De plus nous verrons si les pays asiatiques suivent effectivement les
prédictions du modèle théorique HOS et ce qu'il en est
pour le reste des PED.
II-2: Présentation du
Modèle ajusté:
Notre travail ne concernera
uniquement les PED de l'article de référence (23 pays des 44
qu'ils ont choisi, plus L'Algérie, l'Argentine et la Tunisie). Il est
à noté que ces pays ne forment pas un groupe homogène,
dans le sens où ils ont aussi des niveaux de développement
différents, avec des pays d'Europe de l'Est, qualifiés
d'économies en transition, certains pays émergents asiatiques, le
groupe de pays d'Amérique latine, ayant plus ou moins enclenché
leur processus de développement, et enfin des pays d'Afrique du Nord.
Nous nous intéresserons à la période allant de 1987
à 2007. Alors que dans les décennies ultérieures,
notamment 60_70, certains pays étaientencore qualifiés
d'autarciques, nous considérons qu'à partir de la fin des
années 80, tous les pays, en l'occurrence ceux apparaissant dans notre
étude sont relativement ouverts au commerce.
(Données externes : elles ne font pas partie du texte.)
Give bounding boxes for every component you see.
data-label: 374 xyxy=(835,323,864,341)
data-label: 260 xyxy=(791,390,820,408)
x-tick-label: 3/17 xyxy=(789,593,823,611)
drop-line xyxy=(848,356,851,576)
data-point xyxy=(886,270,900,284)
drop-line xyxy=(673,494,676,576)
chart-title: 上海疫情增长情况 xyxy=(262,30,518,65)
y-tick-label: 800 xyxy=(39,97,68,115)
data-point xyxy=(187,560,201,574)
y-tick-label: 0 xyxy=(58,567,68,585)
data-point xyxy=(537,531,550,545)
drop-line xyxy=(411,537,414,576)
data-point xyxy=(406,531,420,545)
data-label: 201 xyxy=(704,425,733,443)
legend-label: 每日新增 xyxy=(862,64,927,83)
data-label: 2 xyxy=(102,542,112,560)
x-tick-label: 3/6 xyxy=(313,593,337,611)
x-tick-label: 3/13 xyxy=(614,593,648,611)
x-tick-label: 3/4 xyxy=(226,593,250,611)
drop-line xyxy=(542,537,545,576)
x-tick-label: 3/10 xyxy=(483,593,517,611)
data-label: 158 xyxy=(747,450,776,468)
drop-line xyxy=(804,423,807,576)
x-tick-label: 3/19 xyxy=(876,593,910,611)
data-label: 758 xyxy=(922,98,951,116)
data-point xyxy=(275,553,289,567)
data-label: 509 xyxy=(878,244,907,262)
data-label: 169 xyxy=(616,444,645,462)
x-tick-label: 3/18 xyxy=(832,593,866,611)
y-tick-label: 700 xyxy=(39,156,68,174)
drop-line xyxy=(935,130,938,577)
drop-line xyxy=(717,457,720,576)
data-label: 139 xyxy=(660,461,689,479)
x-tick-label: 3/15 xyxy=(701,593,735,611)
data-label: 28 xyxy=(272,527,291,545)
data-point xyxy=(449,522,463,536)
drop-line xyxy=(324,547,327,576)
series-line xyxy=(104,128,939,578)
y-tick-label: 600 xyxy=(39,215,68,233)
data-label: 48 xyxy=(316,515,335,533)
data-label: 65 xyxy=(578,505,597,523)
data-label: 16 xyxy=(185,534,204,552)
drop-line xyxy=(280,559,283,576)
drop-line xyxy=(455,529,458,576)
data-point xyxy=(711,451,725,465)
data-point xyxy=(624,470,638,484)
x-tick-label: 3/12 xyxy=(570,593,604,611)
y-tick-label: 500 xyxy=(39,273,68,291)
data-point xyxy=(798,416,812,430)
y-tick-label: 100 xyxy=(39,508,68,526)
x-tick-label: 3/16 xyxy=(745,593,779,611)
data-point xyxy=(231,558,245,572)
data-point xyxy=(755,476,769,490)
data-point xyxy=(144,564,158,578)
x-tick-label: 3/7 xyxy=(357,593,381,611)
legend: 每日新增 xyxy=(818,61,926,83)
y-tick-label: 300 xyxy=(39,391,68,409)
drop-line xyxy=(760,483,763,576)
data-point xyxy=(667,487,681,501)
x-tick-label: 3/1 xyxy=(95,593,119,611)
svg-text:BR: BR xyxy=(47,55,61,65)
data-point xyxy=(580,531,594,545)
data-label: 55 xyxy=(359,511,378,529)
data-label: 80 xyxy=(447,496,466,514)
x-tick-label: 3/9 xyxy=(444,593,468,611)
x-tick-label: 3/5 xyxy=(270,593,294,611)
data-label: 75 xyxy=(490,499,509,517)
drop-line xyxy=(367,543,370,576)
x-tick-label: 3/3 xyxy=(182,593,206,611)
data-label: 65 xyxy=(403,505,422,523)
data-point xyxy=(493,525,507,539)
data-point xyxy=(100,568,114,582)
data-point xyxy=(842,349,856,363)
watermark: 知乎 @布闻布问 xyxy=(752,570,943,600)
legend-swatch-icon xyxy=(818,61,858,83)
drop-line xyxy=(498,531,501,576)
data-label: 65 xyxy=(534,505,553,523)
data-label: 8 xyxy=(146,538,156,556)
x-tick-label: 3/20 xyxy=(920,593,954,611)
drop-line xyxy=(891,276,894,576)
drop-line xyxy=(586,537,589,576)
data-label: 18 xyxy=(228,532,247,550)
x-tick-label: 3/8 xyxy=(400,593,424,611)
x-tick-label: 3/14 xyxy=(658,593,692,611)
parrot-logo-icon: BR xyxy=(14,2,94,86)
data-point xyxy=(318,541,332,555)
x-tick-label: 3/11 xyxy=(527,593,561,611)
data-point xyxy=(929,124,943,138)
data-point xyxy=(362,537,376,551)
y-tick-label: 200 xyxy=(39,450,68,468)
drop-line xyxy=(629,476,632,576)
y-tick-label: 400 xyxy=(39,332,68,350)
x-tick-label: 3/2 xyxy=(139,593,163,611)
Pour notre équation,
nous nous baserons sur celle de notre article de référence,
toutefois nous remplacerons la variable «Développement» par
deux variables reflétant les dotations en facteurs relatifs des pays
«D1Labour Force» et «D2 Land». En effet, contrairement aux
auteurs, désormais nous ne cherchons plus à tester dans quelle
mesure le commerce extérieur influe sur les inégalités de
façon différente selon que l'on se situe dans un pays
développé ou non. Nous cherchons à tester l'impact de
l'ouverture économique de ces pays en fonction de leur avantage
comparatif. Un pays peut être fortement doté en travail
qualifié ou non qualifié, mais non pas les deux, du fait que ces
deux composantes sont substituables l'une à l'autre. En revanche, un
pays peut être à la fois fortement doté en travail non
qualifié et en terre, ou encore en travail qualifié et en
terre.
1)Variables:
- La variable « Gini », endogène,
celle que l'on cherche à expliquer en d'autres termes, est
exprimée en pourcentage. Les valeurs se décrivent comme
suit ; plus on se rapproche de la valeur 0, plus le pays est
caractérisé par une égalité parfaite, et
inversement plus sa valeur tend vers 100, plus le pays est inégal),
(source: Deininger and Squire(1996)dataset) (idem article de
référence). Cependant, de nombreuses données sont
manquantes dans notre panel.
- La variable « Trade » est calculée
par le taux d'ouverture ((Importations+Exporations)/GDP), soit en pourcentage.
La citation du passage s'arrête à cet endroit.